See what other features are available. What else could you be doing to intelligently automate processes, find efficiencies, better personalize content and recommendations? That’s always a great starting point.

So, What Comes Next?

 

Will machines replace marketers? Maybe.

 

In the near term, it’s largely going to enhance knowledge and capabilities, so  I would look at it as a superpower in the near term. Like, if you understand how to use these things and you find the right tools, it’ll almost seem magical to everybody else how you’re doing what you’re doing.

That could change. There’s been studies done, there’s one in particular by the University of Oxford on the computerization of industries, and they looked

at 702 professions and have assigned probability or likelihood that that profession would be completely automated.

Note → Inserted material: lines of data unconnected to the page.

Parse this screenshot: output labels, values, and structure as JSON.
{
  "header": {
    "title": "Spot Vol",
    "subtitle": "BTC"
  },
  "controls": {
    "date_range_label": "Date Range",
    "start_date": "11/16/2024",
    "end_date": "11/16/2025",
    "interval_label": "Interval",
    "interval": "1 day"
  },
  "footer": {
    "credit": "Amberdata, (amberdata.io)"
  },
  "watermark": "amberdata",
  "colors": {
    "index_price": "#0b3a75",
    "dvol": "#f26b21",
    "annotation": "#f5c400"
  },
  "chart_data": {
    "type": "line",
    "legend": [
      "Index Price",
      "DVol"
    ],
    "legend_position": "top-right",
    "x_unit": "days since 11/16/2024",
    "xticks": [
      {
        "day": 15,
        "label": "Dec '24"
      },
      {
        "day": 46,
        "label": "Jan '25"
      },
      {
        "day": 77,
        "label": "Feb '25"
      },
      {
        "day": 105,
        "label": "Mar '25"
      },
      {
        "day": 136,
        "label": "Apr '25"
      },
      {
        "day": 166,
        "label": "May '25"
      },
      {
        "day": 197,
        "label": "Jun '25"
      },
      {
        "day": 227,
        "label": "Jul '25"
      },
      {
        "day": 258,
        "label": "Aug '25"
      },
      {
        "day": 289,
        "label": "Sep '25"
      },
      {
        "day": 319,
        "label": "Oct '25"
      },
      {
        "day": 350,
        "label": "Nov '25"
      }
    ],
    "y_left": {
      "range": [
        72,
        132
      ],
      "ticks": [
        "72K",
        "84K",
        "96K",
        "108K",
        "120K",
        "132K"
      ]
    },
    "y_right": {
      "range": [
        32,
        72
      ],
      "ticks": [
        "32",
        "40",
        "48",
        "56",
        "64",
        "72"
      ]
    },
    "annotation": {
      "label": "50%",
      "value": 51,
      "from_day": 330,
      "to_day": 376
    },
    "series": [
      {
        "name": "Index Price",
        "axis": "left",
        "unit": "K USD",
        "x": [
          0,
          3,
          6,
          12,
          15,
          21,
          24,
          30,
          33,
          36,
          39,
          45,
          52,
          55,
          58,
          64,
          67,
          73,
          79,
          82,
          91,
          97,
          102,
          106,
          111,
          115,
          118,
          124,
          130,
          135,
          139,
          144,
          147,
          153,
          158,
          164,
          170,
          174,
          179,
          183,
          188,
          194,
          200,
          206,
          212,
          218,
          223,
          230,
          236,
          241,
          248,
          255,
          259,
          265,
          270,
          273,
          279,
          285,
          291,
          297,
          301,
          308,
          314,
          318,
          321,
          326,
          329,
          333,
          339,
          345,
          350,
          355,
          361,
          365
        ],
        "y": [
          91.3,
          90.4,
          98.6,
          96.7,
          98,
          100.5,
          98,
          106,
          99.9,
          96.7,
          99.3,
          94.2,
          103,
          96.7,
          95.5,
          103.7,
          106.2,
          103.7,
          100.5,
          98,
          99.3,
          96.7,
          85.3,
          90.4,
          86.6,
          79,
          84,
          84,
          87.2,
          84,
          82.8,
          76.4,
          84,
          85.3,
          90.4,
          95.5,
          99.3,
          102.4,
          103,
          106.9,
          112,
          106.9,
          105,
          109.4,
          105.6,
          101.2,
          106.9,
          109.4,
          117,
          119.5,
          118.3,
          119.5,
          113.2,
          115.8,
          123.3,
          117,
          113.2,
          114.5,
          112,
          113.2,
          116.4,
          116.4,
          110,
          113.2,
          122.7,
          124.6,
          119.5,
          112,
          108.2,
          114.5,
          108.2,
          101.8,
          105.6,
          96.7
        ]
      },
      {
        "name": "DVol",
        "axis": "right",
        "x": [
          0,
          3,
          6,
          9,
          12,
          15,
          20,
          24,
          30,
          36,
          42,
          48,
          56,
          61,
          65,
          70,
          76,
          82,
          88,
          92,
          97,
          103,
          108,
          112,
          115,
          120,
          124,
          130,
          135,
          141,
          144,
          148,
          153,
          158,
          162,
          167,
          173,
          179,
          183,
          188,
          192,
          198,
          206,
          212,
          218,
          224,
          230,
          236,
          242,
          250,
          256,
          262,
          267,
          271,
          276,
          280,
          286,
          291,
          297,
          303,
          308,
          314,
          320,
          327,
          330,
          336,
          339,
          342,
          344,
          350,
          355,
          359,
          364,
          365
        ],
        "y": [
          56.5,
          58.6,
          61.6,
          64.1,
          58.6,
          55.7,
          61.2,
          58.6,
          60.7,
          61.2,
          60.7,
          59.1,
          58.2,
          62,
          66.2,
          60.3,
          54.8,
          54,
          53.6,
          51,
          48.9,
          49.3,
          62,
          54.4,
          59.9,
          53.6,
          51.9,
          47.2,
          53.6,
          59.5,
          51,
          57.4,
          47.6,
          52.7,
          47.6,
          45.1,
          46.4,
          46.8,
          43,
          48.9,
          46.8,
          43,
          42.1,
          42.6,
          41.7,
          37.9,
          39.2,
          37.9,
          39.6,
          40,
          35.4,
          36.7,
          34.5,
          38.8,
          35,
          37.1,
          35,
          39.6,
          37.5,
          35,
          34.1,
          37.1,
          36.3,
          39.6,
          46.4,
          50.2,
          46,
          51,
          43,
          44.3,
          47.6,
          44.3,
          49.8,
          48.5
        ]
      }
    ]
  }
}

Telemarketers was number one of the list. Marketers were generally pretty safe. It actually got into marketing manager, PR manager, it gets into some pretty specific things related to marketing, so it’s a pretty good read.

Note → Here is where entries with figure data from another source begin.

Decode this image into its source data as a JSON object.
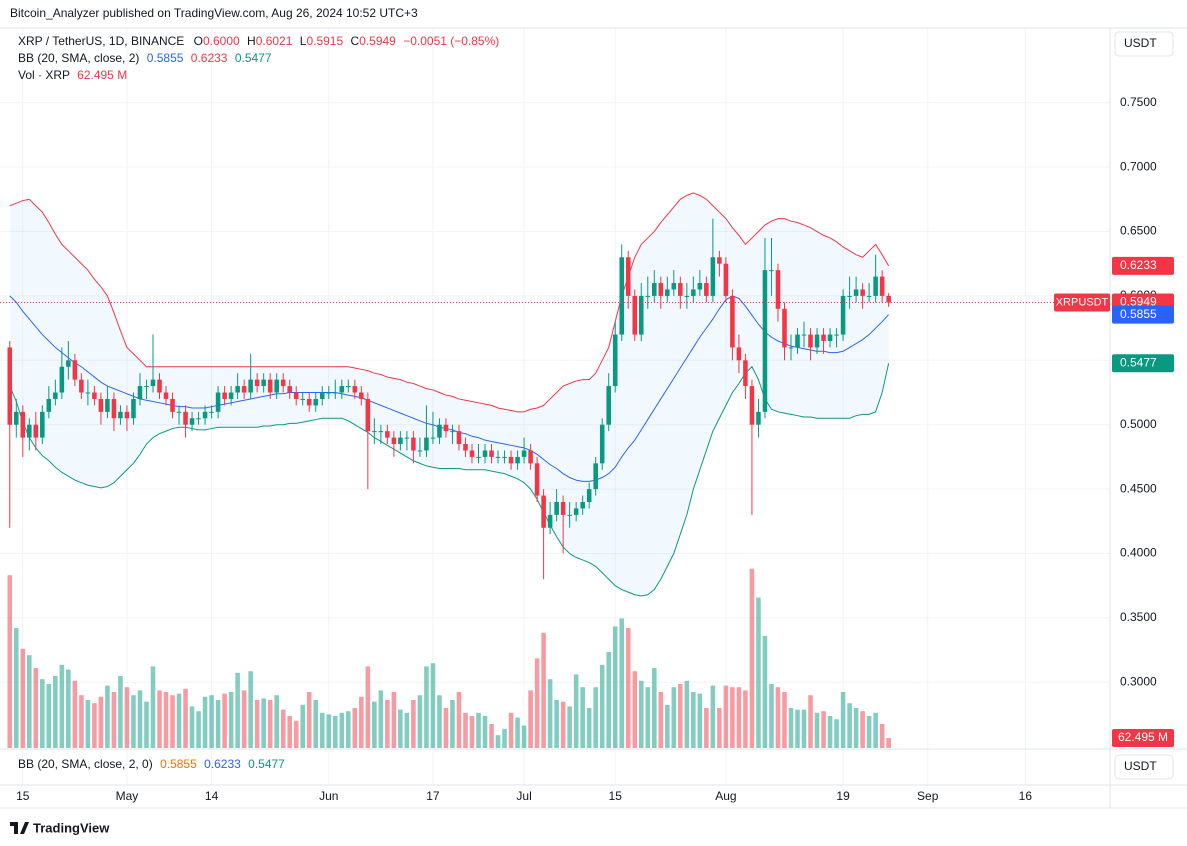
{
  "header": "Bitcoin_Analyzer published on TradingView.com, Aug 26, 2024 10:52 UTC+3",
  "footer": "TradingView",
  "currency": "USDT",
  "legend": {
    "symbol": "XRP / TetherUS, 1D, BINANCE",
    "ohlc": [
      {
        "key": "O",
        "value": "0.6000"
      },
      {
        "key": "H",
        "value": "0.6021"
      },
      {
        "key": "L",
        "value": "0.5915"
      },
      {
        "key": "C",
        "value": "0.5949"
      }
    ],
    "change": "−0.0051 (−0.85%)",
    "bb_title": "BB (20, SMA, close, 2)",
    "bb_values": [
      "0.5855",
      "0.6233",
      "0.5477"
    ],
    "vol_title": "Vol · XRP",
    "vol_value": "62.495 M"
  },
  "bb_pane": {
    "title": "BB (20, SMA, close, 2, 0)",
    "values": [
      "0.5855",
      "0.6233",
      "0.5477"
    ],
    "colors": [
      "#ff6d00",
      "#2962ff",
      "#089981"
    ]
  },
  "chart_data": {
    "type": "candlestick",
    "up_color": "#089981",
    "down_color": "#f23645",
    "xlim": [
      -1.5,
      169
    ],
    "ylim": [
      0.249,
      0.808
    ],
    "volume_ylim": [
      0,
      1200
    ],
    "grid": true,
    "xticks": [
      {
        "value": 2,
        "label": "15"
      },
      {
        "value": 18,
        "label": "May"
      },
      {
        "value": 31,
        "label": "14"
      },
      {
        "value": 49,
        "label": "Jun"
      },
      {
        "value": 65,
        "label": "17"
      },
      {
        "value": 79,
        "label": "Jul"
      },
      {
        "value": 93,
        "label": "15"
      },
      {
        "value": 110,
        "label": "Aug"
      },
      {
        "value": 128,
        "label": "19"
      },
      {
        "value": 141,
        "label": "Sep"
      },
      {
        "value": 156,
        "label": "16"
      }
    ],
    "yticks": [
      {
        "value": 0.75,
        "label": "0.7500"
      },
      {
        "value": 0.7,
        "label": "0.7000"
      },
      {
        "value": 0.65,
        "label": "0.6500"
      },
      {
        "value": 0.6,
        "label": "0.6000"
      },
      {
        "value": 0.55,
        "label": "0.5500"
      },
      {
        "value": 0.5,
        "label": "0.5000"
      },
      {
        "value": 0.45,
        "label": "0.4500"
      },
      {
        "value": 0.4,
        "label": "0.4000"
      },
      {
        "value": 0.35,
        "label": "0.3500"
      },
      {
        "value": 0.3,
        "label": "0.3000"
      }
    ],
    "price_tags": [
      {
        "value": 0.6233,
        "label": "0.6233",
        "color": "#f23645"
      },
      {
        "value": 0.5949,
        "label": "0.5949",
        "color": "#f23645",
        "name": "XRPUSDT"
      },
      {
        "value": 0.5855,
        "label": "0.5855",
        "color": "#2962ff"
      },
      {
        "value": 0.5477,
        "label": "0.5477",
        "color": "#089981"
      }
    ],
    "volume_tag": {
      "value": 62.495,
      "label": "62.495 M",
      "color": "#f23645"
    },
    "bb_colors": [
      "#f23645",
      "#2962ff",
      "#089981"
    ],
    "candles": [
      [
        0.56,
        0.565,
        0.42,
        0.5
      ],
      [
        0.5,
        0.52,
        0.49,
        0.51
      ],
      [
        0.51,
        0.515,
        0.475,
        0.49
      ],
      [
        0.49,
        0.505,
        0.48,
        0.5
      ],
      [
        0.5,
        0.51,
        0.48,
        0.49
      ],
      [
        0.49,
        0.515,
        0.485,
        0.51
      ],
      [
        0.51,
        0.53,
        0.505,
        0.52
      ],
      [
        0.52,
        0.535,
        0.515,
        0.525
      ],
      [
        0.525,
        0.56,
        0.52,
        0.545
      ],
      [
        0.545,
        0.565,
        0.535,
        0.55
      ],
      [
        0.55,
        0.555,
        0.53,
        0.535
      ],
      [
        0.535,
        0.54,
        0.52,
        0.525
      ],
      [
        0.525,
        0.535,
        0.515,
        0.525
      ],
      [
        0.525,
        0.53,
        0.515,
        0.52
      ],
      [
        0.52,
        0.525,
        0.5,
        0.51
      ],
      [
        0.51,
        0.53,
        0.505,
        0.52
      ],
      [
        0.52,
        0.525,
        0.495,
        0.505
      ],
      [
        0.505,
        0.515,
        0.5,
        0.51
      ],
      [
        0.51,
        0.515,
        0.495,
        0.505
      ],
      [
        0.505,
        0.525,
        0.5,
        0.52
      ],
      [
        0.52,
        0.54,
        0.515,
        0.53
      ],
      [
        0.53,
        0.535,
        0.52,
        0.53
      ],
      [
        0.53,
        0.57,
        0.525,
        0.535
      ],
      [
        0.535,
        0.54,
        0.52,
        0.525
      ],
      [
        0.525,
        0.53,
        0.515,
        0.52
      ],
      [
        0.52,
        0.525,
        0.505,
        0.51
      ],
      [
        0.51,
        0.515,
        0.5,
        0.51
      ],
      [
        0.51,
        0.515,
        0.49,
        0.5
      ],
      [
        0.5,
        0.51,
        0.495,
        0.505
      ],
      [
        0.505,
        0.51,
        0.5,
        0.505
      ],
      [
        0.505,
        0.515,
        0.5,
        0.51
      ],
      [
        0.51,
        0.515,
        0.505,
        0.51
      ],
      [
        0.51,
        0.53,
        0.505,
        0.525
      ],
      [
        0.525,
        0.53,
        0.515,
        0.52
      ],
      [
        0.52,
        0.53,
        0.515,
        0.525
      ],
      [
        0.525,
        0.54,
        0.52,
        0.53
      ],
      [
        0.53,
        0.535,
        0.52,
        0.525
      ],
      [
        0.525,
        0.555,
        0.52,
        0.535
      ],
      [
        0.535,
        0.54,
        0.525,
        0.53
      ],
      [
        0.53,
        0.54,
        0.525,
        0.535
      ],
      [
        0.535,
        0.54,
        0.52,
        0.525
      ],
      [
        0.525,
        0.54,
        0.52,
        0.535
      ],
      [
        0.535,
        0.54,
        0.525,
        0.53
      ],
      [
        0.53,
        0.535,
        0.52,
        0.525
      ],
      [
        0.525,
        0.53,
        0.515,
        0.52
      ],
      [
        0.52,
        0.525,
        0.515,
        0.52
      ],
      [
        0.52,
        0.525,
        0.51,
        0.515
      ],
      [
        0.515,
        0.525,
        0.51,
        0.52
      ],
      [
        0.52,
        0.53,
        0.515,
        0.525
      ],
      [
        0.525,
        0.53,
        0.52,
        0.525
      ],
      [
        0.525,
        0.535,
        0.52,
        0.525
      ],
      [
        0.525,
        0.535,
        0.52,
        0.53
      ],
      [
        0.53,
        0.535,
        0.525,
        0.53
      ],
      [
        0.53,
        0.535,
        0.52,
        0.525
      ],
      [
        0.525,
        0.53,
        0.515,
        0.52
      ],
      [
        0.52,
        0.525,
        0.45,
        0.495
      ],
      [
        0.495,
        0.505,
        0.485,
        0.495
      ],
      [
        0.495,
        0.5,
        0.485,
        0.495
      ],
      [
        0.495,
        0.5,
        0.485,
        0.49
      ],
      [
        0.49,
        0.495,
        0.475,
        0.485
      ],
      [
        0.485,
        0.495,
        0.48,
        0.49
      ],
      [
        0.49,
        0.495,
        0.48,
        0.49
      ],
      [
        0.49,
        0.495,
        0.47,
        0.48
      ],
      [
        0.48,
        0.49,
        0.475,
        0.48
      ],
      [
        0.48,
        0.515,
        0.475,
        0.49
      ],
      [
        0.49,
        0.51,
        0.485,
        0.49
      ],
      [
        0.49,
        0.505,
        0.485,
        0.5
      ],
      [
        0.5,
        0.505,
        0.49,
        0.495
      ],
      [
        0.495,
        0.5,
        0.485,
        0.495
      ],
      [
        0.495,
        0.5,
        0.48,
        0.485
      ],
      [
        0.485,
        0.49,
        0.475,
        0.48
      ],
      [
        0.48,
        0.485,
        0.47,
        0.475
      ],
      [
        0.475,
        0.485,
        0.47,
        0.475
      ],
      [
        0.475,
        0.485,
        0.47,
        0.48
      ],
      [
        0.48,
        0.485,
        0.47,
        0.475
      ],
      [
        0.475,
        0.48,
        0.47,
        0.475
      ],
      [
        0.475,
        0.48,
        0.47,
        0.475
      ],
      [
        0.475,
        0.48,
        0.465,
        0.47
      ],
      [
        0.47,
        0.48,
        0.465,
        0.475
      ],
      [
        0.475,
        0.49,
        0.47,
        0.48
      ],
      [
        0.48,
        0.485,
        0.465,
        0.47
      ],
      [
        0.47,
        0.475,
        0.44,
        0.445
      ],
      [
        0.445,
        0.45,
        0.38,
        0.42
      ],
      [
        0.42,
        0.44,
        0.415,
        0.43
      ],
      [
        0.43,
        0.45,
        0.425,
        0.44
      ],
      [
        0.44,
        0.445,
        0.4,
        0.43
      ],
      [
        0.43,
        0.44,
        0.42,
        0.43
      ],
      [
        0.43,
        0.44,
        0.425,
        0.435
      ],
      [
        0.435,
        0.445,
        0.43,
        0.44
      ],
      [
        0.44,
        0.455,
        0.435,
        0.45
      ],
      [
        0.45,
        0.475,
        0.445,
        0.47
      ],
      [
        0.47,
        0.505,
        0.465,
        0.5
      ],
      [
        0.5,
        0.54,
        0.495,
        0.53
      ],
      [
        0.53,
        0.58,
        0.525,
        0.57
      ],
      [
        0.57,
        0.64,
        0.565,
        0.63
      ],
      [
        0.63,
        0.635,
        0.59,
        0.6
      ],
      [
        0.6,
        0.605,
        0.565,
        0.57
      ],
      [
        0.57,
        0.61,
        0.565,
        0.6
      ],
      [
        0.6,
        0.615,
        0.59,
        0.6
      ],
      [
        0.6,
        0.62,
        0.595,
        0.61
      ],
      [
        0.61,
        0.615,
        0.59,
        0.6
      ],
      [
        0.6,
        0.615,
        0.595,
        0.605
      ],
      [
        0.605,
        0.62,
        0.6,
        0.61
      ],
      [
        0.61,
        0.615,
        0.59,
        0.6
      ],
      [
        0.6,
        0.61,
        0.59,
        0.6
      ],
      [
        0.6,
        0.615,
        0.595,
        0.605
      ],
      [
        0.605,
        0.62,
        0.6,
        0.61
      ],
      [
        0.61,
        0.615,
        0.595,
        0.6
      ],
      [
        0.6,
        0.66,
        0.595,
        0.63
      ],
      [
        0.63,
        0.635,
        0.615,
        0.625
      ],
      [
        0.625,
        0.63,
        0.595,
        0.6
      ],
      [
        0.6,
        0.605,
        0.55,
        0.56
      ],
      [
        0.56,
        0.57,
        0.54,
        0.55
      ],
      [
        0.55,
        0.555,
        0.52,
        0.53
      ],
      [
        0.53,
        0.535,
        0.43,
        0.5
      ],
      [
        0.5,
        0.52,
        0.49,
        0.51
      ],
      [
        0.51,
        0.645,
        0.505,
        0.62
      ],
      [
        0.62,
        0.645,
        0.6,
        0.62
      ],
      [
        0.62,
        0.625,
        0.58,
        0.59
      ],
      [
        0.59,
        0.595,
        0.55,
        0.56
      ],
      [
        0.56,
        0.57,
        0.55,
        0.56
      ],
      [
        0.56,
        0.575,
        0.555,
        0.57
      ],
      [
        0.57,
        0.58,
        0.56,
        0.57
      ],
      [
        0.57,
        0.575,
        0.55,
        0.56
      ],
      [
        0.56,
        0.575,
        0.555,
        0.57
      ],
      [
        0.57,
        0.575,
        0.555,
        0.565
      ],
      [
        0.565,
        0.575,
        0.56,
        0.57
      ],
      [
        0.57,
        0.575,
        0.56,
        0.57
      ],
      [
        0.57,
        0.605,
        0.565,
        0.6
      ],
      [
        0.6,
        0.615,
        0.59,
        0.6
      ],
      [
        0.6,
        0.615,
        0.595,
        0.605
      ],
      [
        0.605,
        0.61,
        0.59,
        0.6
      ],
      [
        0.6,
        0.61,
        0.595,
        0.6
      ],
      [
        0.6,
        0.632,
        0.595,
        0.615
      ],
      [
        0.615,
        0.62,
        0.595,
        0.6
      ],
      [
        0.6,
        0.6021,
        0.5915,
        0.5949
      ]
    ],
    "volumes": [
      1080,
      750,
      620,
      580,
      500,
      430,
      400,
      450,
      520,
      490,
      420,
      330,
      300,
      280,
      320,
      390,
      350,
      450,
      380,
      330,
      360,
      290,
      510,
      360,
      350,
      330,
      340,
      370,
      260,
      230,
      320,
      330,
      300,
      340,
      350,
      470,
      360,
      480,
      300,
      310,
      300,
      330,
      240,
      200,
      170,
      270,
      350,
      300,
      220,
      210,
      200,
      220,
      230,
      250,
      320,
      510,
      290,
      360,
      300,
      350,
      240,
      220,
      300,
      330,
      510,
      530,
      330,
      250,
      300,
      350,
      220,
      200,
      220,
      200,
      150,
      80,
      120,
      220,
      190,
      140,
      360,
      560,
      720,
      430,
      300,
      290,
      260,
      460,
      380,
      250,
      380,
      520,
      600,
      760,
      810,
      750,
      480,
      420,
      380,
      500,
      350,
      270,
      380,
      400,
      420,
      350,
      340,
      250,
      390,
      250,
      390,
      380,
      380,
      360,
      1120,
      940,
      700,
      400,
      380,
      350,
      250,
      240,
      240,
      330,
      220,
      230,
      200,
      180,
      350,
      280,
      250,
      230,
      200,
      220,
      150,
      62.495
    ],
    "bb_upper": [
      0.67,
      0.672,
      0.674,
      0.675,
      0.67,
      0.665,
      0.657,
      0.648,
      0.64,
      0.635,
      0.63,
      0.625,
      0.62,
      0.613,
      0.607,
      0.6,
      0.587,
      0.573,
      0.56,
      0.555,
      0.55,
      0.545,
      0.545,
      0.545,
      0.545,
      0.545,
      0.545,
      0.545,
      0.545,
      0.545,
      0.545,
      0.545,
      0.545,
      0.545,
      0.545,
      0.545,
      0.545,
      0.545,
      0.545,
      0.545,
      0.545,
      0.545,
      0.545,
      0.545,
      0.545,
      0.545,
      0.545,
      0.545,
      0.545,
      0.545,
      0.545,
      0.545,
      0.545,
      0.544,
      0.543,
      0.542,
      0.54,
      0.539,
      0.537,
      0.536,
      0.535,
      0.533,
      0.532,
      0.53,
      0.528,
      0.527,
      0.525,
      0.523,
      0.522,
      0.52,
      0.519,
      0.518,
      0.517,
      0.516,
      0.515,
      0.513,
      0.512,
      0.511,
      0.51,
      0.51,
      0.512,
      0.513,
      0.515,
      0.52,
      0.525,
      0.53,
      0.532,
      0.534,
      0.535,
      0.535,
      0.54,
      0.55,
      0.56,
      0.58,
      0.6,
      0.615,
      0.63,
      0.64,
      0.645,
      0.65,
      0.657,
      0.663,
      0.669,
      0.675,
      0.678,
      0.68,
      0.678,
      0.675,
      0.67,
      0.665,
      0.66,
      0.653,
      0.647,
      0.64,
      0.645,
      0.65,
      0.655,
      0.658,
      0.66,
      0.66,
      0.658,
      0.657,
      0.655,
      0.653,
      0.65,
      0.647,
      0.645,
      0.642,
      0.638,
      0.635,
      0.632,
      0.63,
      0.635,
      0.64,
      0.632,
      0.6233
    ],
    "bb_basis": [
      0.6,
      0.595,
      0.588,
      0.582,
      0.576,
      0.57,
      0.565,
      0.56,
      0.556,
      0.552,
      0.548,
      0.545,
      0.541,
      0.537,
      0.533,
      0.53,
      0.528,
      0.526,
      0.524,
      0.522,
      0.52,
      0.519,
      0.518,
      0.517,
      0.516,
      0.515,
      0.514,
      0.514,
      0.513,
      0.513,
      0.513,
      0.514,
      0.515,
      0.516,
      0.517,
      0.518,
      0.519,
      0.52,
      0.521,
      0.522,
      0.523,
      0.524,
      0.524,
      0.525,
      0.525,
      0.525,
      0.525,
      0.525,
      0.525,
      0.525,
      0.525,
      0.524,
      0.523,
      0.522,
      0.521,
      0.519,
      0.517,
      0.515,
      0.513,
      0.511,
      0.509,
      0.507,
      0.505,
      0.503,
      0.501,
      0.5,
      0.498,
      0.497,
      0.496,
      0.494,
      0.493,
      0.491,
      0.49,
      0.488,
      0.487,
      0.486,
      0.485,
      0.484,
      0.483,
      0.482,
      0.48,
      0.477,
      0.473,
      0.469,
      0.466,
      0.462,
      0.459,
      0.457,
      0.456,
      0.456,
      0.457,
      0.459,
      0.462,
      0.467,
      0.475,
      0.482,
      0.488,
      0.496,
      0.504,
      0.512,
      0.52,
      0.528,
      0.536,
      0.544,
      0.552,
      0.56,
      0.568,
      0.575,
      0.582,
      0.59,
      0.597,
      0.6,
      0.598,
      0.592,
      0.585,
      0.578,
      0.572,
      0.568,
      0.565,
      0.563,
      0.561,
      0.56,
      0.559,
      0.558,
      0.557,
      0.557,
      0.556,
      0.556,
      0.557,
      0.56,
      0.563,
      0.566,
      0.57,
      0.575,
      0.58,
      0.5855
    ],
    "bb_lower": [
      0.53,
      0.518,
      0.502,
      0.49,
      0.482,
      0.476,
      0.472,
      0.467,
      0.463,
      0.46,
      0.457,
      0.455,
      0.453,
      0.452,
      0.451,
      0.452,
      0.455,
      0.46,
      0.465,
      0.47,
      0.477,
      0.485,
      0.49,
      0.493,
      0.495,
      0.497,
      0.498,
      0.498,
      0.497,
      0.496,
      0.496,
      0.497,
      0.498,
      0.498,
      0.498,
      0.498,
      0.498,
      0.498,
      0.498,
      0.499,
      0.499,
      0.5,
      0.5,
      0.501,
      0.501,
      0.502,
      0.503,
      0.504,
      0.505,
      0.505,
      0.505,
      0.505,
      0.503,
      0.5,
      0.497,
      0.494,
      0.49,
      0.487,
      0.484,
      0.481,
      0.478,
      0.475,
      0.472,
      0.47,
      0.468,
      0.467,
      0.466,
      0.466,
      0.466,
      0.466,
      0.465,
      0.465,
      0.465,
      0.465,
      0.464,
      0.463,
      0.462,
      0.46,
      0.458,
      0.455,
      0.45,
      0.442,
      0.432,
      0.422,
      0.413,
      0.405,
      0.4,
      0.397,
      0.395,
      0.393,
      0.39,
      0.385,
      0.38,
      0.375,
      0.372,
      0.37,
      0.368,
      0.367,
      0.368,
      0.372,
      0.38,
      0.39,
      0.4,
      0.415,
      0.43,
      0.45,
      0.465,
      0.48,
      0.495,
      0.505,
      0.515,
      0.525,
      0.532,
      0.54,
      0.545,
      0.535,
      0.52,
      0.512,
      0.51,
      0.509,
      0.508,
      0.507,
      0.506,
      0.506,
      0.505,
      0.505,
      0.505,
      0.505,
      0.505,
      0.505,
      0.507,
      0.508,
      0.508,
      0.51,
      0.525,
      0.5477
    ]
  }
}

Anything beyond five years, no one has a clue, especially me. The AI experts in the world, the machine learning engineers, they literally don’t know. A  good example of this is, the brightest minds in the industry got together and they tried to predict things that could be intelligently automated, and one of the things on the list was the game of Go. So, a 3,000-year-old game, they said it would be a minimum of a decade before a machine could beat the human champion at Go.

 

Within twelve months, Google did it. They created an algorithm that people didn’t think was possible to create with today’s technology, beat the human champion, then twelve months later released another version of it that defeated the AI they created 100 games to 0. And then they shut it off. They didn’t see how smart it could get, and the key is it learned it in 72 hours, and all they told it was win. They didn’t give it the rules of engagement, they didn’t teach it how to play Go. They literally let it run simulations of itself.

 

So, when I see this stuff, this goes back to what I started in 2012 considering intelligently automating marketing strategy. The reason I did that was because I looked at everything and said it’s all goal-based. All we’re doing

is trying to get to a goal. Could a machine just tell you the probabilities of success based on various models? This campaign will give an 82% chance of achieving a goal, this one would be 93%. That’s what AI does, and it’s doing it in things far more complex than marketing. But the money and the talent hasn’t focused on marketing yet. The massive disruption should come as long as the talent and funding continues to flow into the marketing space, but in the near term, this can truly be a competitive advantage.

 

And the last thing I’ll leave you with is, just start with one use case. Find one thing to pilot. Find one feature within the existing tech stack you have that is AI based that you can start to understand it. It is something that you just have to do it to understand it. Hopefully, now, it makes a little more sense to you, and once you apply it and try it or once you just start realizing how you’re using it already in your daily life, you’ll start to just connect the dots and say, oh my gosh, this is something I do every day that I spend two hours on; I may not have to do this.

 

Find something that’s highly valuable to you that you spend a lot of time doing and then try to find a tool out there that can help you intelligently automate that.